The former I could read over and over again. There are many great themes in that book; but
the image of father that Gregory Peck incarnates in Atticus Finch is one of the
best I know. Tender with his motherless
daughter Scout, he sets his lawyer face like flint against injustice and racial prejudice.
The second book I can only read when I’m in a really good head and
heart space, and I’m glad I discovered the book long after I was in any
personal grief. In spite of that lovely quote above which opens the story, it is a grueling look in
excruciating detail at a Death in the Family—the title says it all.

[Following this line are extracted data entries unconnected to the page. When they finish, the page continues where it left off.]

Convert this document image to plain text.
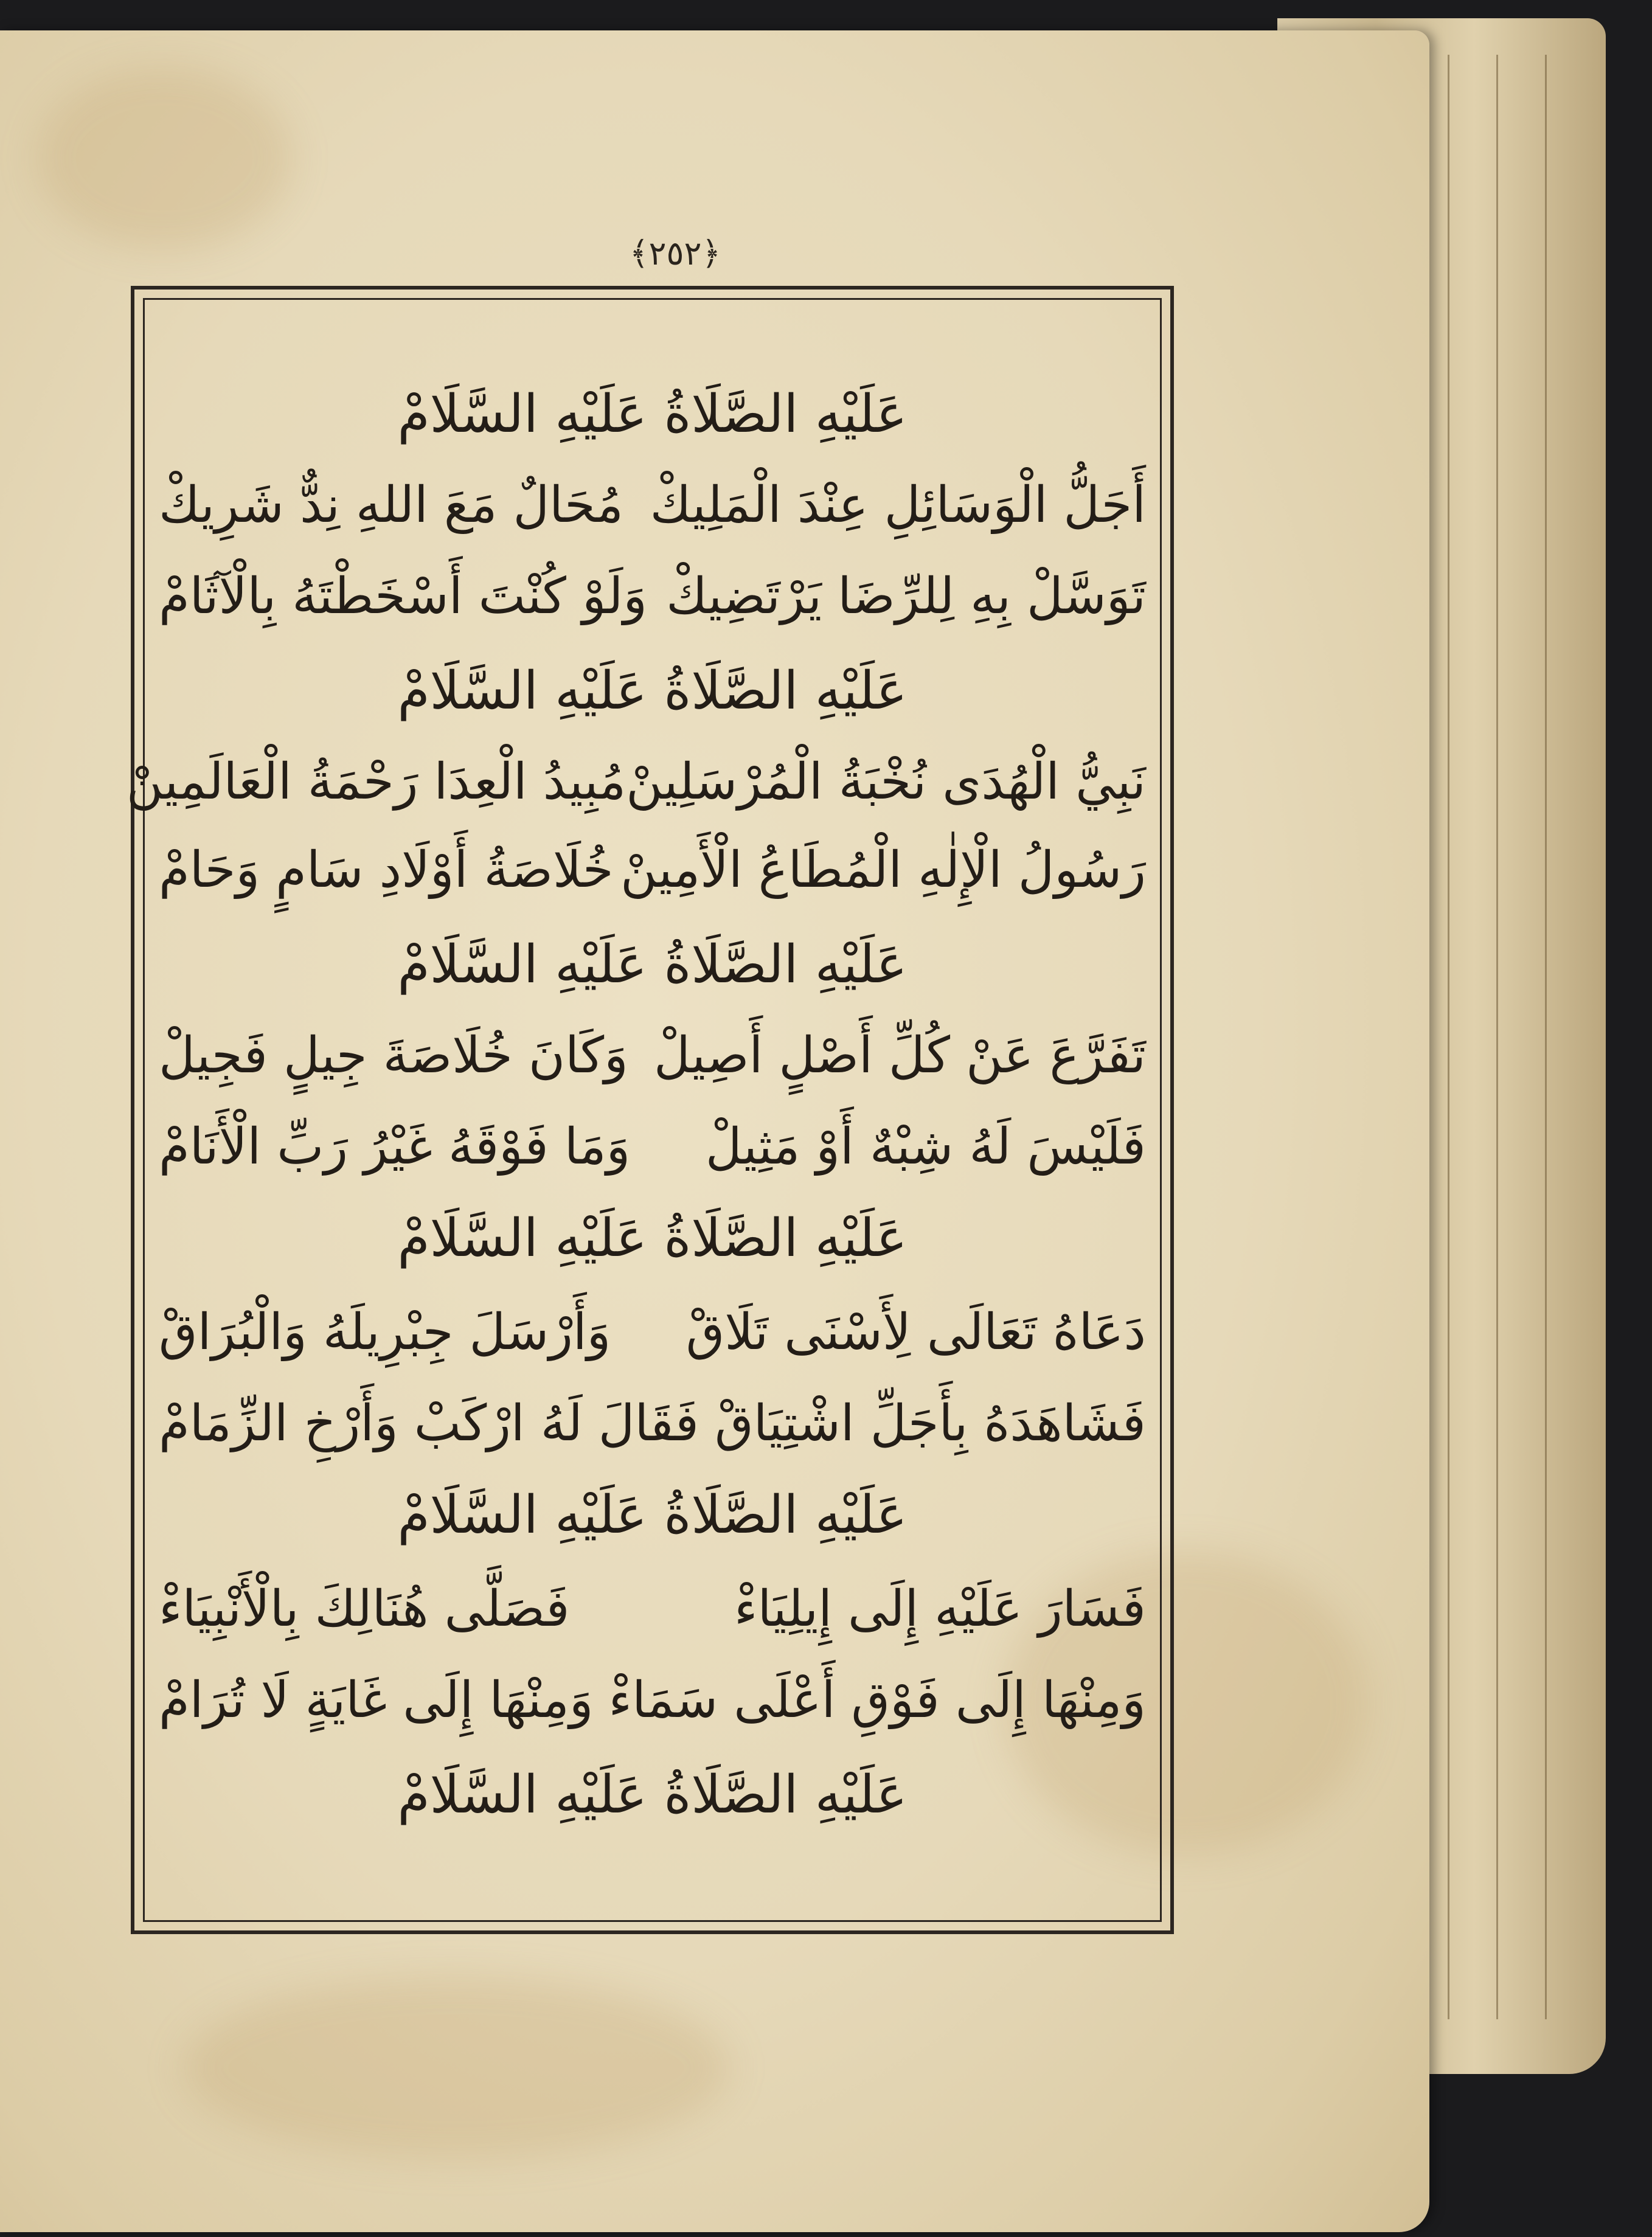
﴿٢٥٢﴾
عَلَيْهِ الصَّلَاةُ عَلَيْهِ السَّلَامْ
أَجَلُّ الْوَسَائِلِ عِنْدَ الْمَلِيكْ
مُحَالٌ مَعَ اللهِ نِدٌّ شَرِيكْ
تَوَسَّلْ بِهِ لِلرِّضَا يَرْتَضِيكْ
وَلَوْ كُنْتَ أَسْخَطْتَهُ بِالْآثَامْ
عَلَيْهِ الصَّلَاةُ عَلَيْهِ السَّلَامْ
نَبِيُّ الْهُدَى نُخْبَةُ الْمُرْسَلِينْ
مُبِيدُ الْعِدَا رَحْمَةُ الْعَالَمِينْ
رَسُولُ الْإِلٰهِ الْمُطَاعُ الْأَمِينْ
خُلَاصَةُ أَوْلَادِ سَامٍ وَحَامْ
عَلَيْهِ الصَّلَاةُ عَلَيْهِ السَّلَامْ
تَفَرَّعَ عَنْ كُلِّ أَصْلٍ أَصِيلْ
وَكَانَ خُلَاصَةَ جِيلٍ فَجِيلْ
فَلَيْسَ لَهُ شِبْهٌ أَوْ مَثِيلْ
وَمَا فَوْقَهُ غَيْرُ رَبِّ الْأَنَامْ
عَلَيْهِ الصَّلَاةُ عَلَيْهِ السَّلَامْ
دَعَاهُ تَعَالَى لِأَسْنَى تَلَاقْ
وَأَرْسَلَ جِبْرِيلَهُ وَالْبُرَاقْ
فَشَاهَدَهُ بِأَجَلِّ اشْتِيَاقْ
فَقَالَ لَهُ ارْكَبْ وَأَرْخِ الزِّمَامْ
عَلَيْهِ الصَّلَاةُ عَلَيْهِ السَّلَامْ
فَسَارَ عَلَيْهِ إِلَى إِيلِيَاءْ
فَصَلَّى هُنَالِكَ بِالْأَنْبِيَاءْ
وَمِنْهَا إِلَى فَوْقِ أَعْلَى سَمَاءْ
وَمِنْهَا إِلَى غَايَةٍ لَا تُرَامْ
عَلَيْهِ الصَّلَاةُ عَلَيْهِ السَّلَامْ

When my father died, something like what Agee described happened
in our own family. It launched a grueling year; time slowed to excruciatingly detail. We lost our center of
gravity. Strange
stirrings began in my own heart.
Although I was 50, and had lived some distance from him for years, (overseas
in fact), I suddenly felt vulnerable, unprotected, exposed spiritually. The sensation was so strong and compelling I
talked to my sister about it. Maybe it
was because I was single, and still looked to my father for advice; perhaps if
I had a husband...
"No," my sister replied,
"I feel it too." We fell
silent for a while, and wondered what it meant.
Some context: my father was a good
father by most standards, although of course he had his own
demons. He was a strong personality, a dominant
authority, but also the parent who made us lie on the floor with our eyes
closed and listen to Beethoven’s Pastoral, or Zorba the Greek.
Never afraid to launch us out into the world, he brought my older brother and I into New
York City a number of times when we were quite young (I remember one trip at the age of 10). We would commute in with him, and he would show us the extraordinary design showrooms of architecture's heyday in the '50's. Then he would
set us loose in that megalopolis for the day while he worked,
instructing us to return at 5 for the commute home. Can you imagine doing that today?!
He bought little gifts from his
occasional international trips, and could be counted on for a secret stash of
licorice somewhere in the house, which maybe he would share. When he
blew, we scattered, for he carried the rage of most World War II veterans
returning from war, in an era before we had the label “Post Traumatic Stress
Syndrome.”
So when he died, the vacuum was huge for all of us, and on one level that took me by surprise--this feeling of being exposed and vulnerable. What were the
spiritual implications of fatherhood that made our family planet spin off its axis?
What is the role of ‘father’ in a family? Why is it so potent?